Er brachte Tod, Hunger und Entbehrungen - doch Experten zufolge war der Erste Weltkrieg in Frankreich auch ein Sprungbrett für den Breitensport. Der Krieg wurde bald zu einem Stellungskrieg und viele Soldaten begannen, sich die Zeit zwischen den Gefechten mit Fußball oder Rugby zu vertreiben. Spätestens ab 1916 war Sport im Schützengraben ein durchgängiges Phänomen geworden.

Von Hans Woller | 05.04.2014
    Frankreich war bei Ausbruch des Ersten Weltkriegs alles andere als eine Sportnation, Breitensport ein Fremdwort. Als Paris im Jahr 1900 die Olympischen Spiele austrug, interessierte sich im eigenen Land angeblich kaum jemand für das Ereignis - so zumindest klagt Pierre de Coubertin in seinen Memoiren.
    Außer Turnunterricht an öffentlichen Schulen, der eher militärischen Charakter hatte, war Sport in Frankreich damals eine Angelegenheit für eine kleine urbane Minderheit. Erst ab 1905 wurden überhaupt die ersten kleineren Sportverbände gegründet. Und selbst Rugby und Fussball, beide aus Grossbritannien importiert, waren noch sehr wenig verbreitet - und in unterschiedlichen Bevölkerungsschichten. Michel Merckel, ehemaliger Sportlehrer und Autor eines preisgekrönten Buchs über den Sport im Ersten Weltkrieg:
    "Fussball war damals ein Sport, der von der Bourgeoisie getrieben wurde, das Volk durfte Rugby spielen. Frankreich war nach der Dreyfusaffäre immer noch stark gespalten, das schlug sich sogar im Sport nieder: Fussball stand für die Rechte, die Katholiken, die vermögende Klasse. Rugby für die Linke, die Republikaner und die Laizisten."
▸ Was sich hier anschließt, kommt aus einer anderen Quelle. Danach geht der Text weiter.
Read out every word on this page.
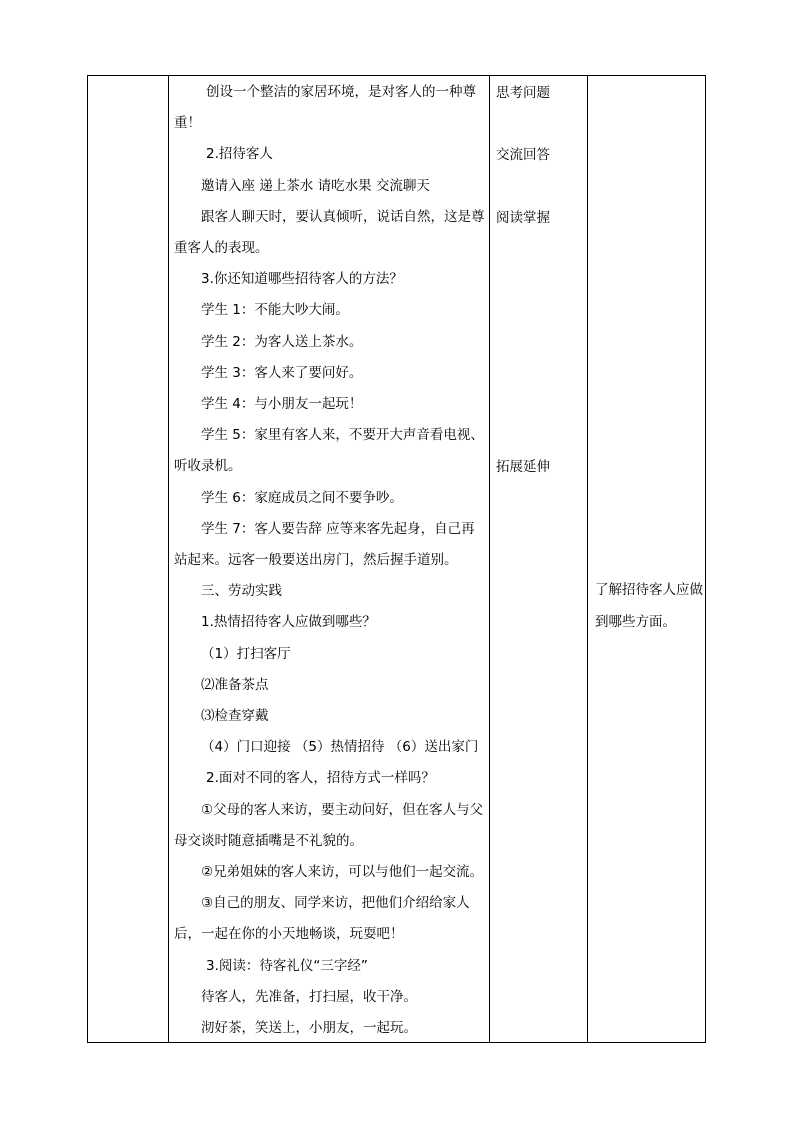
创设一个整洁的家居环境，是对客人的一种尊重！

2.招待客人

邀请入座 递上茶水 请吃水果 交流聊天

跟客人聊天时，要认真倾听，说话自然，这是尊重客人的表现。

3.你还知道哪些招待客人的方法？

学生 1：不能大吵大闹。

学生 2：为客人送上茶水。

学生 3：客人来了要问好。

学生 4：与小朋友一起玩！

学生 5：家里有客人来，不要开大声音看电视、听收录机。

学生 6：家庭成员之间不要争吵。

学生 7：客人要告辞 应等来客先起身，自己再站起来。远客一般要送出房门，然后握手道别。

三、劳动实践

1.热情招待客人应做到哪些？

（1）打扫客厅

⑵准备茶点

⑶检查穿戴

（4）门口迎接 （5）热情招待 （6）送出家门

2.面对不同的客人，招待方式一样吗？

①父母的客人来访，要主动问好，但在客人与父母交谈时随意插嘴是不礼貌的。

②兄弟姐妹的客人来访，可以与他们一起交流。

③自己的朋友、同学来访，把他们介绍给家人后，一起在你的小天地畅谈，玩耍吧！

3.阅读：待客礼仪“三字经”

待客人，先准备，打扫屋，收干净。

沏好茶，笑送上，小朋友，一起玩。

思考问题
交流回答
阅读掌握
拓展延伸
了解招待客人应做到哪些方面。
    Noch keine Sportnation
    1914 gab es in Frankreich nur etwa 2000 Fußballvereine mit rund 200.000 Mitgliedern. Gleichzeitig muss in der Bevölkerung jedoch zumindest ein passives Interesse am Sport entstanden sein, denn bei Kriegsausbruch zählte man in Frankreich nicht weniger als 8 Sportzeitungen, wobei die Begeisterung für die zwei einzigen Profisportarten jener Zeit am größten war: Boxen und - dank der 1903 gegründeten Tour de France - Radsport.
    "1914 betrieben in Frankreich noch sehr wenige Leute Sport. 1919, direkt nach dem Krieg, wurden dann schon die großen Sportverbände gegründet, der Fußballverband, der Rugby- und Leichtathletikverband, weil Sporttreiben inzwischen ein echtes Massenphänomen geworden war. Das ländliche, das tiefe Frankreich hatte während der Kampfpausen hinter der Front den Sport entdeckt. Als der Krieg zu einem Stellungskrieg geworden war, langweilten sich die Soldaten in der Etappe. Das beunruhigte den Generalstab wirklich, der sie miltärischen Sport treiben lassen wollte, was aber unpopulär war. Einige Soldaten hatten einfach ihren Fußball und ihren Rugby-Ball mitgebracht und so breitete sich der Sport an der Front nach und nach aus. Es wurde auch geschwommen, gelaufen oder man spielte Badminton."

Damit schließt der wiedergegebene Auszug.